And that’s just here in New England. When I travel, I make sure to include visits to the local nature sites as well as the usual tourist destinations. I’m not going too far afield these days, but in the meantime I’m keeping a wish list for future travel. Make a bucket list of the wild places you’d most like to see.
“Nature writing, if such a thing exists, lives in this territory where science and poetry might meet. It must be made of both; it needs truth and beauty.”
― Tim Dee
Read the best nature writers: Poets and essayists, gardeners and adventurers, novelists and memoirists. I read widely in the nature writing genre, for my own entertainment and edification but also as a reminder that paying attention is a critical aspect of good writing. The best writers in this field are by definition masterful observers of the natural world.
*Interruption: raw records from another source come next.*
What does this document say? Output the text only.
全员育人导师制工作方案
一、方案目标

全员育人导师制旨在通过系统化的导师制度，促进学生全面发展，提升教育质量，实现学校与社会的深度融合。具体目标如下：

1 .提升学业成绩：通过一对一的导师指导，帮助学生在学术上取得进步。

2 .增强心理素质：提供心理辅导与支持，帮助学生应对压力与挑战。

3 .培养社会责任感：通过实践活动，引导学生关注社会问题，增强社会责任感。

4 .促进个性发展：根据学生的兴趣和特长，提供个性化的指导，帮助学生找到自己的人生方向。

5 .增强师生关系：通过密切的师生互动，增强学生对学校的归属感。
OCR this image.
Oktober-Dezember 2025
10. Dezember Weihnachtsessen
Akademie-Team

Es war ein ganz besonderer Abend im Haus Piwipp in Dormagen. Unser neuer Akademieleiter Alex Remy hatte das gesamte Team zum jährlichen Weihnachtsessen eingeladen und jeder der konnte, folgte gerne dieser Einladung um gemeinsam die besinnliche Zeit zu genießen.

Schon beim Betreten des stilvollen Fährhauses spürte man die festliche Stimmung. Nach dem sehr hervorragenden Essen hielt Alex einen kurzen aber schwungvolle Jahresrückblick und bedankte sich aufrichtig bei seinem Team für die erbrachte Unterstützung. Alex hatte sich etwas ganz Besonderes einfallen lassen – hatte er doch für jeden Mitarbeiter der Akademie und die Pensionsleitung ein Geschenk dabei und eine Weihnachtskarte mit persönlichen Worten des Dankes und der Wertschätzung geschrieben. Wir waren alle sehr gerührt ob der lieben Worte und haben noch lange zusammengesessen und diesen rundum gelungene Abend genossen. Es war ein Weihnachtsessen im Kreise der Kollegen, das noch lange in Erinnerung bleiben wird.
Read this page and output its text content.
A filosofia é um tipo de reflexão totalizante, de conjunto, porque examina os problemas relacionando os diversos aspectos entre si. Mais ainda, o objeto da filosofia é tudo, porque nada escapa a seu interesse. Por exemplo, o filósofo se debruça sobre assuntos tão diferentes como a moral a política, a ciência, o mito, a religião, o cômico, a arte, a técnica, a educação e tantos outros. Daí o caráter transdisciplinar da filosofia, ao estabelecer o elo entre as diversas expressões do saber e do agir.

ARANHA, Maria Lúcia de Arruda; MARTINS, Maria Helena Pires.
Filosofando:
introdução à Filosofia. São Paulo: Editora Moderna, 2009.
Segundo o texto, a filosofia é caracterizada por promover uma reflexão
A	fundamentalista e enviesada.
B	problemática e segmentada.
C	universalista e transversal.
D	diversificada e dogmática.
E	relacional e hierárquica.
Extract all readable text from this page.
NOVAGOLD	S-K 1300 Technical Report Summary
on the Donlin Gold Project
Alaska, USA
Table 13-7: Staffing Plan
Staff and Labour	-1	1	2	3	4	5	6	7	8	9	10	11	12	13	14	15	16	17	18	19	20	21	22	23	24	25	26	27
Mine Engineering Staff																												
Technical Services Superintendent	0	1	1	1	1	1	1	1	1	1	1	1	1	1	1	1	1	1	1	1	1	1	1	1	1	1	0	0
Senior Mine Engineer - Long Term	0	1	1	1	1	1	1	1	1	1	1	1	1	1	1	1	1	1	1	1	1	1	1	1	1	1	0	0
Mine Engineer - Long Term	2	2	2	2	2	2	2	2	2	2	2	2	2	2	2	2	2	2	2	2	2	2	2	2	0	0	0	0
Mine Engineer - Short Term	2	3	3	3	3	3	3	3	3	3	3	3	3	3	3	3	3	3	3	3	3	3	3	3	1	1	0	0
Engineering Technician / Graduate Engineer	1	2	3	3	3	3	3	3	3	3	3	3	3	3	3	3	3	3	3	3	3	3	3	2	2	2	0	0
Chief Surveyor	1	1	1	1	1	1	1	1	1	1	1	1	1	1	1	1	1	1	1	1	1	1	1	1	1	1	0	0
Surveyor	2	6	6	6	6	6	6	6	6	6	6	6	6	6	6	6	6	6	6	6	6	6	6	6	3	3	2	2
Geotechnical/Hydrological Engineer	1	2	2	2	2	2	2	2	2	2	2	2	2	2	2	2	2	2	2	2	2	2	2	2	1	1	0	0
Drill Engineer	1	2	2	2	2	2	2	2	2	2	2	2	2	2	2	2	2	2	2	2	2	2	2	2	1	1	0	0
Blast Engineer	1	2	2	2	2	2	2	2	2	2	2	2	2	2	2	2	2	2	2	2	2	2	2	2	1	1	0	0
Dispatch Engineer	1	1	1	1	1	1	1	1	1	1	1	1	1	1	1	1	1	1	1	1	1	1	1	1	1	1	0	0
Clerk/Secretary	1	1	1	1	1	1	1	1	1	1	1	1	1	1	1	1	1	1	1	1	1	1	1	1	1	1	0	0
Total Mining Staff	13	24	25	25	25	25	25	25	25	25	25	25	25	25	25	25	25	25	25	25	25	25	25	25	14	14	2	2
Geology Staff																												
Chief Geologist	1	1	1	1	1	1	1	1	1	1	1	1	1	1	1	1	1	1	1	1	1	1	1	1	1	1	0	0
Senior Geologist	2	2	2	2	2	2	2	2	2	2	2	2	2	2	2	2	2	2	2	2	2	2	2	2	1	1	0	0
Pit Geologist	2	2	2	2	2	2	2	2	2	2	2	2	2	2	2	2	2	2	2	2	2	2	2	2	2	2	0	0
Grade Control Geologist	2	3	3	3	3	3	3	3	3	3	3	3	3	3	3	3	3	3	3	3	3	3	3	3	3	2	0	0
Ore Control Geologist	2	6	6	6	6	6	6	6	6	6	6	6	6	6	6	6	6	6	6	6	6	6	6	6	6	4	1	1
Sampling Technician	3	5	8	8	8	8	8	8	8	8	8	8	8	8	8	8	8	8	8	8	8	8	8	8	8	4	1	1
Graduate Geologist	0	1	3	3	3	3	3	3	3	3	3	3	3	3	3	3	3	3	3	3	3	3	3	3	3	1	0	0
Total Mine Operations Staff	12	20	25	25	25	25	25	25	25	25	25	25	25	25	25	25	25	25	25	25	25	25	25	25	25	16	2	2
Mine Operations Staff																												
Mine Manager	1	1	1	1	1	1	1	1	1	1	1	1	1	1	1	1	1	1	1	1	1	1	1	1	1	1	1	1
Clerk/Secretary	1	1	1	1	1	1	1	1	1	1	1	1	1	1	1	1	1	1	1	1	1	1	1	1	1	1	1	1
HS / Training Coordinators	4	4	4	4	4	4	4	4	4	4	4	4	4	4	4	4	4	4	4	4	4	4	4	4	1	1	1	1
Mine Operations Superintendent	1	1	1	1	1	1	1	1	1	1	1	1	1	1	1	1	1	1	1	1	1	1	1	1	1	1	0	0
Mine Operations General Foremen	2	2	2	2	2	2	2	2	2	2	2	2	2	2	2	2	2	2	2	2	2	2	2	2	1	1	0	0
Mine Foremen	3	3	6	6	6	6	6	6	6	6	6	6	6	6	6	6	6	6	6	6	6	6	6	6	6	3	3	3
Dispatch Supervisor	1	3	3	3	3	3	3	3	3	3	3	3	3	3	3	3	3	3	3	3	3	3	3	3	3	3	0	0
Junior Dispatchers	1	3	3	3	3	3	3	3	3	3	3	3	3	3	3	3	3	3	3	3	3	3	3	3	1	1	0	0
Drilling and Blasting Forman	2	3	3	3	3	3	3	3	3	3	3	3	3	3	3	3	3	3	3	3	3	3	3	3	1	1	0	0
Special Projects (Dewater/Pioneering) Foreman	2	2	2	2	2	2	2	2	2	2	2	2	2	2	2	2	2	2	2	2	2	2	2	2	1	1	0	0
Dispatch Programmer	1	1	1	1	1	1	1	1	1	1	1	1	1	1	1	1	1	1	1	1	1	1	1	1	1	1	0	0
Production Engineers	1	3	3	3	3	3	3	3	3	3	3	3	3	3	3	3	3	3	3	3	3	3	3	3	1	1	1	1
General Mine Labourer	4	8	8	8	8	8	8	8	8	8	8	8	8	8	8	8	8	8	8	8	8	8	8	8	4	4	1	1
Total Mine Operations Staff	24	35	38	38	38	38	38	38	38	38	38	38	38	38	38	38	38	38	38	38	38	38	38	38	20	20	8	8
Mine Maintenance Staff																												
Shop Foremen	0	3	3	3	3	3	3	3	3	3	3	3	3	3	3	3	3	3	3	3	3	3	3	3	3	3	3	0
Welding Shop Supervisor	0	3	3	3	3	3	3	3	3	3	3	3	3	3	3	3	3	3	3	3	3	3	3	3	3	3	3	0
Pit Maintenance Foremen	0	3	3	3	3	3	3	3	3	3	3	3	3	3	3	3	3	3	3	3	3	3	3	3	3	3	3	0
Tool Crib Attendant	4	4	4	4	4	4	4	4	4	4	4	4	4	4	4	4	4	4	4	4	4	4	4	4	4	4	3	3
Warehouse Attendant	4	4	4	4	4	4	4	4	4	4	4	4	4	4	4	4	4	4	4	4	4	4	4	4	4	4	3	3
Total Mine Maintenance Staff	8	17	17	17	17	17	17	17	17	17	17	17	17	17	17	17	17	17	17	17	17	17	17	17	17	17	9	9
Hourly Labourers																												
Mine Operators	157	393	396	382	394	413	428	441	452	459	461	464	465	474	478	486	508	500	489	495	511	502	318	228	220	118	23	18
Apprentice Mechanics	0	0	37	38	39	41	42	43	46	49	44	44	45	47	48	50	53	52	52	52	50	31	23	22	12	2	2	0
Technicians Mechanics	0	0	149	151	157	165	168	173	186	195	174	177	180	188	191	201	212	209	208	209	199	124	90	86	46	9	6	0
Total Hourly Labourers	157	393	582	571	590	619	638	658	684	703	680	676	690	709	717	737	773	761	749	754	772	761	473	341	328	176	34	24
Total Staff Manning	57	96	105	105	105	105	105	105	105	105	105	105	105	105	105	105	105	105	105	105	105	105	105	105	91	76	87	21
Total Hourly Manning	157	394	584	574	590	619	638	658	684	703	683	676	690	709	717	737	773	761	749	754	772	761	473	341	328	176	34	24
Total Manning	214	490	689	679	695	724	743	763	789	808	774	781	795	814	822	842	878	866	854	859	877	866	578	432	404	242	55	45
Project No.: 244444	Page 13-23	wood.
This is really fun homework. Here’s a (wildly incomplete) list of some of the writers (and works) who have changed the way I think about the natural world and our place in it:
- Refuge, by Terry Tempest Williams
- Pilgrim at Tinker’s Creek, by Annie Dillard
- Walden, by Henry David Thoreau
- The Walker’s Guide to Outdoor Clues & Signs, by Tristan Gooley
- The Old Ways, by Robert Macfarlane
- The Hidden Life of Trees, by Peter Wohlleben
- Braiding Sweetgrass, by Robin Wall Kimmerer
- Animal, Vegetable, Miracle, by Barbara Kingsolver
- My Garden (Book), by Jamaica Kincaid
- The poems of Mary Oliver, Emily Dickinson, Joy Harjo, John Clare, Anne Spencer, Donald Hall, Robert Frost, Pablo Neruda, Basho, Fukuda Chiyo-ni, and so many more….
“I don’t know if nature is a direct literary influence on my writing, but it is certainly important to me. I take great joy in writing about it. It is something I have taken with me from my childhood; the body exposed to the threat of the physical world and at the same time being at home in it.”
― Per Petterson
Much of what I encounter in the physical world, as Petterson puts it, finds its way into my novels, one way or another, sooner or later. That includes both the pleasures and the perils of the great outdoors: wild orchids and wild blueberries and wild turkeys, howling winds and rising creeks and breaking ice, snow and hail and thunder and lightning, bears attacking and moose charging and—most dangerous of all—humans being human.
Mother Nature can be a writer’s best friend. In the natural world, you’ll find endless possibilities for revealing your characters, propelling your plots, and supercharging your settings. All you have to do is look.